Saturday 6 April 2013

Designing Dictionaries

Just about every school of Computing Science in the known universe has a course in first or second year called something like "data structures" that exposes students to several (sometimes many) techniques for organizing data in ways more complex than a simple sequence. There's often a fat textbook with dozens of them, of which an instructor selects the two or three most important and a smattering of others.

The things is, most of those structures are special implementations of the abstract idea of a "dictionary": given one of these, find one of those. Given a name, find a telephone number. Given a street address, find the GPS coordinates. Most of the ways of doing this have already been programmed hundreds of times, so some students wonder "why should I bother learning all this, when I can just reuse what somebody else has done?"  They especially ask this if you're showing them a particularly tricky piece of code from one of the cleverer dictionaries.

So how should we teach this material? Back in the late 1980's, I thought about that question a lot, and came up with an answer I liked: Software design is about making deliberate choices among alternatives, and this is an ideal course for driving that home.

I'm going to save the most first point, the one that motivates the material, for last.

The second step is to point out that all these data structures vary in how much computer memory they occupy, in how much computer time they cost when you use them, and that both of these vary depending on details of what specific sort of data you're storing. Plus where you're storing it -- what goes on a computer disk has different characteristics from what's in the computer's main memory.

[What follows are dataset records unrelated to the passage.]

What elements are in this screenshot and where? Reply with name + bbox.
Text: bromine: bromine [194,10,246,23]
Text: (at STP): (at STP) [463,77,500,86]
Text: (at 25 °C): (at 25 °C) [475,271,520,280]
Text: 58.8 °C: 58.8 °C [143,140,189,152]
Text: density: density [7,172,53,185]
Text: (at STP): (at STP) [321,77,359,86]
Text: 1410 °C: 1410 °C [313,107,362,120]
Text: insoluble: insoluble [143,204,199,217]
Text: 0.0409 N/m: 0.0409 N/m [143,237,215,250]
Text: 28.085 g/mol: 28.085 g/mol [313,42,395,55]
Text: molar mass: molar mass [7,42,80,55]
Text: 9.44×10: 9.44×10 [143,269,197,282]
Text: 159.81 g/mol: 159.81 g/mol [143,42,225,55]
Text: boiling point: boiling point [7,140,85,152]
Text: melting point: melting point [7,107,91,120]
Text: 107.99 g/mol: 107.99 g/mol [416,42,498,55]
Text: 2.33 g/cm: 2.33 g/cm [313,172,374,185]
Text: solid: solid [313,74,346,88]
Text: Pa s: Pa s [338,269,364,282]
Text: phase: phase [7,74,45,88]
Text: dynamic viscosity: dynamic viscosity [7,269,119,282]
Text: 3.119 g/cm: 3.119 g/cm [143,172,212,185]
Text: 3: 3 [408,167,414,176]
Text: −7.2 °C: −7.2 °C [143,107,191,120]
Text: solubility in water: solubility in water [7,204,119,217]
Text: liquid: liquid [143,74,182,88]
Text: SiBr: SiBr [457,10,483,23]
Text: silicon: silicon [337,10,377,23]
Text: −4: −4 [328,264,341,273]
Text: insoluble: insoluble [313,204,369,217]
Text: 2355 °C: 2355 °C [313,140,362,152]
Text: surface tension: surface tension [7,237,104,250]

What's  trickier is that there are several things ("operations") one does with the data, and some structures make one thing fast at the expense of making another slow, or making something fast at the expense of occupying more memory.

The third thing do do is to teach how to figure out how much time and memory each of those structures costs -- and that's a critical lesson we want the students to apply throughout their career, when they're tackling problems we never taught them about. Some instructors stop there, which from one perspective is a perfectly reasonable place to stop.

The first step is to point out that you're going to have to learn to choose which dictionary is best for a specific problem (actually, the first thing is that they're dictionaries, which I've seen left out occasionally). A common mistake (one that I made, too, the first time around) is to treat each data structure as its own thing, and fail to point out that they share what we call "a common interface" -- a common set of specific tasks they can carry out. The common interface means that any of the data structures will "work", and most students start out thinking there's only one answer to any given problem. So they resist learning alternatives in the first place.

One of the lessons of modern pedagogy is that students learn what you are going to test them on instead of what you try to teach them, so you have to ask over and over again about making choices. The best way to do this is with "word problems" -- here's a real-world scenario; which data structure do we use to solve it? How often are each of those operations going to get used? How constrained are we for space? Show your work (that is, show the analysis where you compared more than one alternative).

Teaching this way has a social cost.  Many students hate word problems, and hate to "show their work". A colleague of mine came up with the same idea, and at the end of the course assigned exactly this sort of problem. The students hated that question. But it was the right question to ask.